Kleinere Verschiebungen hat es bei der Betreuungsgrenze mit den Nachbarmeistereien gegeben. Laut Berger wird die L8032 zwischen der B2, Dietmannsdorf und Rothweinsdorf nun von der Straßenmeisterei Raabs mitbetreut. Zwischen St.
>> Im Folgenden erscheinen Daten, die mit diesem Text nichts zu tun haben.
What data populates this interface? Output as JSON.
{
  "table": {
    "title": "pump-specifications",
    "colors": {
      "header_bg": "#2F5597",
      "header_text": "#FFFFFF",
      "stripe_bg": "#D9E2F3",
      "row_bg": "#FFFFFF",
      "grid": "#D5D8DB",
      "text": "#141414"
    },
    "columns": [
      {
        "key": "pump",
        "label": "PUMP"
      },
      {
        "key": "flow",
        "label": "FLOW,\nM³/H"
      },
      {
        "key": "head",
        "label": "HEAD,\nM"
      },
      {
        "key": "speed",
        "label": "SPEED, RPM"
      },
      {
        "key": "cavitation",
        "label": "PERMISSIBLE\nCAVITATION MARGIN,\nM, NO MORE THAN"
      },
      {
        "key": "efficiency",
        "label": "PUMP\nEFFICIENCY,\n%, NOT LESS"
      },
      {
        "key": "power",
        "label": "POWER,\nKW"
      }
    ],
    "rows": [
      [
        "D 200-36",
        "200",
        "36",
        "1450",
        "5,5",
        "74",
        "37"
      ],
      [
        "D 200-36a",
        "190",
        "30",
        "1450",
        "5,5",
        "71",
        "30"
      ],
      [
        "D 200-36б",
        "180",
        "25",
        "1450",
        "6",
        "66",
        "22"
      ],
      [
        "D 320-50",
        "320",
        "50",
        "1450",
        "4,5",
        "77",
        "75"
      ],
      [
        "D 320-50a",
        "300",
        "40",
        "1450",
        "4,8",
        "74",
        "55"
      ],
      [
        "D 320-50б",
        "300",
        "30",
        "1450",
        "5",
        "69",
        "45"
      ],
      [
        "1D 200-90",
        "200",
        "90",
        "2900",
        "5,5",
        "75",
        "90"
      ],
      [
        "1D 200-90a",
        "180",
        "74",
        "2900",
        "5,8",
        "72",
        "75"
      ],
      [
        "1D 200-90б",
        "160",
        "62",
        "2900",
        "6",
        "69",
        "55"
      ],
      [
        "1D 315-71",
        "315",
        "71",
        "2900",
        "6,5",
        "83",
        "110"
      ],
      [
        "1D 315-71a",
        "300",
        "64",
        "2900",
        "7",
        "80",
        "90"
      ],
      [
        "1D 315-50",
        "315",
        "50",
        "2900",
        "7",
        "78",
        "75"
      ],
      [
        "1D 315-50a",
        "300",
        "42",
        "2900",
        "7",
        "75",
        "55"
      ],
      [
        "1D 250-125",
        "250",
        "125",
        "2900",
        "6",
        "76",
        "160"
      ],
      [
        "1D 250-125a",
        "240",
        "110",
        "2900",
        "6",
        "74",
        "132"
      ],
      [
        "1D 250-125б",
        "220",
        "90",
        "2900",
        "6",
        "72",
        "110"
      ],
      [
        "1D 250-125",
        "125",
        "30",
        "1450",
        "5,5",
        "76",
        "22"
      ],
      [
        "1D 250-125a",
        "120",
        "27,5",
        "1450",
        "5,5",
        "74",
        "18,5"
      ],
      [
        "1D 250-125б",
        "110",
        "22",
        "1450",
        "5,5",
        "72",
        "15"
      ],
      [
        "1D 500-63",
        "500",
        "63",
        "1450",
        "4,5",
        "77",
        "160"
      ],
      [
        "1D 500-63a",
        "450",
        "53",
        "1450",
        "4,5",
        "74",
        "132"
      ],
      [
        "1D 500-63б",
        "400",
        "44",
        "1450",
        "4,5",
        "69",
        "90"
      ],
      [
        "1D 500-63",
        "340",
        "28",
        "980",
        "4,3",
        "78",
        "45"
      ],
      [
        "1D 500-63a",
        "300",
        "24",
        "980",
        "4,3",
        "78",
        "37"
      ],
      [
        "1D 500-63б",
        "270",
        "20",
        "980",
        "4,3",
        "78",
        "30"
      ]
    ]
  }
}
Marein über Wutzendorf bis zur B2 Brunn/Wild ist die Sraßenmeisterei Horn zuständig.

Perfekt gerüstet für den Winterdienst

„Unsere Lager sind ebenfalls voll“, betonen die Straßenmeister aus Zwettl, Allentsteig, Groß Gerungs und Ottenschlag. „Es sind die Schneestangen und Schneewände montiert“, sagt etwa der Zwettler Straßenmeister Gilbert Schulmeister. Sein Kollege Franz Blabensteiner von der Straßenmeisterei Ottenschlag kann das ebenfalls von seiner Dienststelle behaupten. „Wir haben auch aktuell keine coronabedingten Ausfälle bei den Mitarbeitern.“

Laut Straßenmeister Gerhard Steininger stehe in der Straßenmeisterei Groß Gerungs ebenfalls „die volle Flotte.“

Von Stehen konnte aber in den vergangenen Tagen keine Rede sein. Alle Einsatzfahrzeuge waren fast rund um die Uhr unterwegs. „Vor allem der Freitag war sehr heavy. So etwas habe ich schon lange nicht erlebt. Dauerschneefall und tiefe Temperaturen waren besonders fordernd“, sagt unter anderem Gilbert Schulmeister.